Antes de que saques la piedra y te pongas a afilar el cuchillo con el que partirme a cachos: sí, lo que acabo de hacer está muy feo. Que hay docentes distintos, que hay gente haciendo cosas de manera diferente, que si tal y que si Pascual (uy, qué bien traído así sin querer…). Es lo de la concertada: que haya centros concertados haciendo cosas muy guays sin pedir cuotas “voluntarias” no quiere decir que la mayoría no las pidan (hagan cosas guays o no).
La cosa es que un alto porcentaje de docentes se dedica fundamentalmente a explicar lo que pone el libro de texto, a mandar los ejercicios de libro de texto, a poner los exámenes del libro de texto y a corregir todo lo que ha hecho. Luego, por supuesto, aparece por redes para explicar que se va a tener que pasar todo el puente en un ay.
Y este es, y no otro, el sistema pedagógico que nos ha traído hasta aquí. Sí, con las leyes malas malotas, las ratios di merda, la digitalización mal hecha y todo lo demás. Pero esas son cosas que no podemos cambiar los docentes.
Lo que sí podemos cambiar es lo que hacemos en el aula. Lo que proponemos. La manera en la que concebimos el aprendizaje y, con él, la enseñanza. El trabajo de tutoría y acompañamiento de los estudiantes, en especial de los más vulnerables. El modo en el que evaluamos (no hablo de calificar, Mari Carmen) y cómo ayudamos a nuestro alumnado a crecer. Cómo intentamos generar esa curiosidad por el aprendizaje, ese interés. Esa vocación que otras generaciones traían de casa (aunque muchos la perdían, que eso es otra historia).
Pero no lo cambiamos. Porque estamos explicando y corrigiendo.

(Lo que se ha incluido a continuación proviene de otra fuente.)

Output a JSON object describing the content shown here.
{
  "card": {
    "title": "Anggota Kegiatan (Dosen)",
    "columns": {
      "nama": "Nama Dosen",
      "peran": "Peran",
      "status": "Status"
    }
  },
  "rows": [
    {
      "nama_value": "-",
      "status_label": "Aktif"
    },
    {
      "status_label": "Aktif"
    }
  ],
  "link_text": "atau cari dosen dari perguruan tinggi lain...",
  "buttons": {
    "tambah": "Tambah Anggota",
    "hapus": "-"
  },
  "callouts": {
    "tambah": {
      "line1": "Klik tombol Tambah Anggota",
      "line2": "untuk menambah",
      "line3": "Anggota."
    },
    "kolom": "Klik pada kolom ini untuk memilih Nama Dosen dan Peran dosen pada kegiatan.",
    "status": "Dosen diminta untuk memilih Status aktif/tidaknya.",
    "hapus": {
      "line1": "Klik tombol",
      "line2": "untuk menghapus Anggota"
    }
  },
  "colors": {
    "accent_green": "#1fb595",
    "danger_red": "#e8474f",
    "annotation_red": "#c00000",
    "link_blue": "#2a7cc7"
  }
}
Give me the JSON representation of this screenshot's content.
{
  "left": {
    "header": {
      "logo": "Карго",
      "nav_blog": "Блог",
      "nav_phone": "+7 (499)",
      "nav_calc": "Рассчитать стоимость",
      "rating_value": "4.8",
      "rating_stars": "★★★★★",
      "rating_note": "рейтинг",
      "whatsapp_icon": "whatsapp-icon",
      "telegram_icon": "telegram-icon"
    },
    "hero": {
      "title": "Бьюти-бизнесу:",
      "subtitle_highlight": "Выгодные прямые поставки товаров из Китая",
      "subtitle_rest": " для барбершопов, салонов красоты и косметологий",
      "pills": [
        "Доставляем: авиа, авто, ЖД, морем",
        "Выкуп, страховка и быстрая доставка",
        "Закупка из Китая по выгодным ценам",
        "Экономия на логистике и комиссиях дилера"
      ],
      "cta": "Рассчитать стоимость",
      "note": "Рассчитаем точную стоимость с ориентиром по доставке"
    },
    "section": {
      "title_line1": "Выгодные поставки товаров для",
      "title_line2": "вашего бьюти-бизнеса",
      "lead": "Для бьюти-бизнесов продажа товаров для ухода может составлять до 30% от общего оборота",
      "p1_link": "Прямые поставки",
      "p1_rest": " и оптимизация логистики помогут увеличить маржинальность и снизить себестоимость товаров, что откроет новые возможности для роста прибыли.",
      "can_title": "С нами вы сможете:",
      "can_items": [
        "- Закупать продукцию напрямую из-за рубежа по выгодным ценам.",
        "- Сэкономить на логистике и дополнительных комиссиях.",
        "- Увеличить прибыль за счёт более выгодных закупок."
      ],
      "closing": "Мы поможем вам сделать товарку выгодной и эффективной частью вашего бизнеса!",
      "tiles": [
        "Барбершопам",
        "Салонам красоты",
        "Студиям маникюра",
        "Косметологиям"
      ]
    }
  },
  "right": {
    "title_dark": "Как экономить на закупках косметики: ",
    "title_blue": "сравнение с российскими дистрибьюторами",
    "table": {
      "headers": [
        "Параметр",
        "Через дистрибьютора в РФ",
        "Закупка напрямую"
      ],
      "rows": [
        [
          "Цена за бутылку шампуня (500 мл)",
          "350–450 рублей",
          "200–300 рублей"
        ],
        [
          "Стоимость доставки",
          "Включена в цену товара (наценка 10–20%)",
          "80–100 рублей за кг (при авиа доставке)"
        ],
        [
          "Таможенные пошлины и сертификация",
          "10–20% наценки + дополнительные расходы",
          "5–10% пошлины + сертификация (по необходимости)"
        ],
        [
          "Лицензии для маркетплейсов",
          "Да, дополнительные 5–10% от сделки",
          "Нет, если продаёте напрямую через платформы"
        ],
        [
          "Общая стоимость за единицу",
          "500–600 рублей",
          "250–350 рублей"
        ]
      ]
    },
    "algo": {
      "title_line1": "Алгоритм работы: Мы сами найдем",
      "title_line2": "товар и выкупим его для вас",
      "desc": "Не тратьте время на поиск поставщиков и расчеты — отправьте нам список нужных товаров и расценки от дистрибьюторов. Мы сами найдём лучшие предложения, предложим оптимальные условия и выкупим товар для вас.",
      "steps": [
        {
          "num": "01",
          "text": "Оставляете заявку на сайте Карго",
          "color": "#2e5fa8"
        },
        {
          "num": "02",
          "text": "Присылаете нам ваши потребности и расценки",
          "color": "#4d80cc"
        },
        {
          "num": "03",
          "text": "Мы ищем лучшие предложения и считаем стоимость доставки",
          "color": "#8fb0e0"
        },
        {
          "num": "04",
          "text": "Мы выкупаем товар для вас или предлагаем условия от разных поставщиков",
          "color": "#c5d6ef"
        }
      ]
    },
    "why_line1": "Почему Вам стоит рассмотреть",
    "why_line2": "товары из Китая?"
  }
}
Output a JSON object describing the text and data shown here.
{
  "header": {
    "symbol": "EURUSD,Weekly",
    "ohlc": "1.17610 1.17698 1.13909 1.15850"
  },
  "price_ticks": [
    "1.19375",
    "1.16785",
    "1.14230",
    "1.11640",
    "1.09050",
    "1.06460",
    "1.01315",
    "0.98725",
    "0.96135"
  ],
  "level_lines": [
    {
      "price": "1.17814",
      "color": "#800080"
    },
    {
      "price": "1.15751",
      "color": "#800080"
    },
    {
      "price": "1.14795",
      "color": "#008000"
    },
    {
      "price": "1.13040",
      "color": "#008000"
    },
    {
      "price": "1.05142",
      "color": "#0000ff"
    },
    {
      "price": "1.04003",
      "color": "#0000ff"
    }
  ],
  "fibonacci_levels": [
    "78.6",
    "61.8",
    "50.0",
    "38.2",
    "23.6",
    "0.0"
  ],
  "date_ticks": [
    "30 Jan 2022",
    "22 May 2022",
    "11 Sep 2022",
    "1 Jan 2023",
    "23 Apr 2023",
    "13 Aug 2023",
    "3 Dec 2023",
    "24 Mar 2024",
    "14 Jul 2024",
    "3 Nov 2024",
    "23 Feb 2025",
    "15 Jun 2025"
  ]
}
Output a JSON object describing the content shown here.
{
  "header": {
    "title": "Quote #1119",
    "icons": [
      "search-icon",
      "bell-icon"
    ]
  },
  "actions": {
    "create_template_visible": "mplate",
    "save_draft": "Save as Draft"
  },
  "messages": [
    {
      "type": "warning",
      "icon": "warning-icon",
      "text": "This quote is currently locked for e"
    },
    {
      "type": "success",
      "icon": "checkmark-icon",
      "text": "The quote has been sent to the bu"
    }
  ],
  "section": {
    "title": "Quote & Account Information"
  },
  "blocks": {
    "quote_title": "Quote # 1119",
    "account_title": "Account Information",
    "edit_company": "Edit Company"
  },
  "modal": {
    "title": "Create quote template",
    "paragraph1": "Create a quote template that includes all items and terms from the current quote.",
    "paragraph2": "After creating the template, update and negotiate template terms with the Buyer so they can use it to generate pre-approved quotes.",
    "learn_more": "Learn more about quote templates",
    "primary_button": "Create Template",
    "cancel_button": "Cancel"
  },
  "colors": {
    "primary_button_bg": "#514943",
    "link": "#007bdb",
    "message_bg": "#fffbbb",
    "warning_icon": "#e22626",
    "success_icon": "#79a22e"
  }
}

Creo sinceramente que el cambio de paradigma necesario en la educación empieza por los docentes, que tenemos que entender que nuestra labor ha cambiado. Deberíamos dedicar nuestro tiempo a la programación de secuencias didácticas (situaciones de aprendizaje ahora), que incluyan estrategias y herramientas de evaluación; deberíamos dedicar tiempo a la coordinación y el trabajo en equipo en el claustro; a la capacitación digital; a la evaluación formativa; al seguimiento y apoyo al alumnado. A cosas que no son corregir.
Y callarnos un poco. Dejar de explicar tanto para dar la voz a les chiques. Proponer otros aprendizajes, a través del descubrimiento, por ejemplo. Escucharles un poco más y tratar de dotarles de competencias y herramientas que les permitan ser ciudadanos y ciudadanas felices.
Y dejar de mandar tanta mierda. Esos ejercicios repetitivos y sin sentido, ese me copias el enunciado, ese 20% al cuaderno, esos “proyectos” que consisten en hacer un powerpoint sobre el románico en casa, esos resúmenes de los temas, que se parecen tanto al propio tema, esas fichas de multiplicaciones interminables. Esa caca.
Y los exámenes. Llenos de preguntas que quieren saber cuánto ha estudiado la gente. No cuánto sabe, entiende o sabe hacer. Sólo cuánto ha estudiado (y cómo de bien se le da lo de memorizar). Esos exámenes de definiciones, de fechas, de hazme una redacción de seis líneas (que no hemos trabajado en clase, of course) con cinco ordenadores de discurso, dos voces pasivas y tres locuciones adverbiales. Esa caca.
Si no sabemos hacer exámenes mejor que estos, no los hagamos.
Ah, lo último: el temario no existe. No hay temarios. En ninguna asignatura de ningún nivel educativo. Solo hay una lista de contenidos que las editoriales y el propio sistema podrido nos han vendido como “lo que hay que dar”.
Ya siento la turra, Mari Carmen. Te dejo, que tengo mucho que corregir.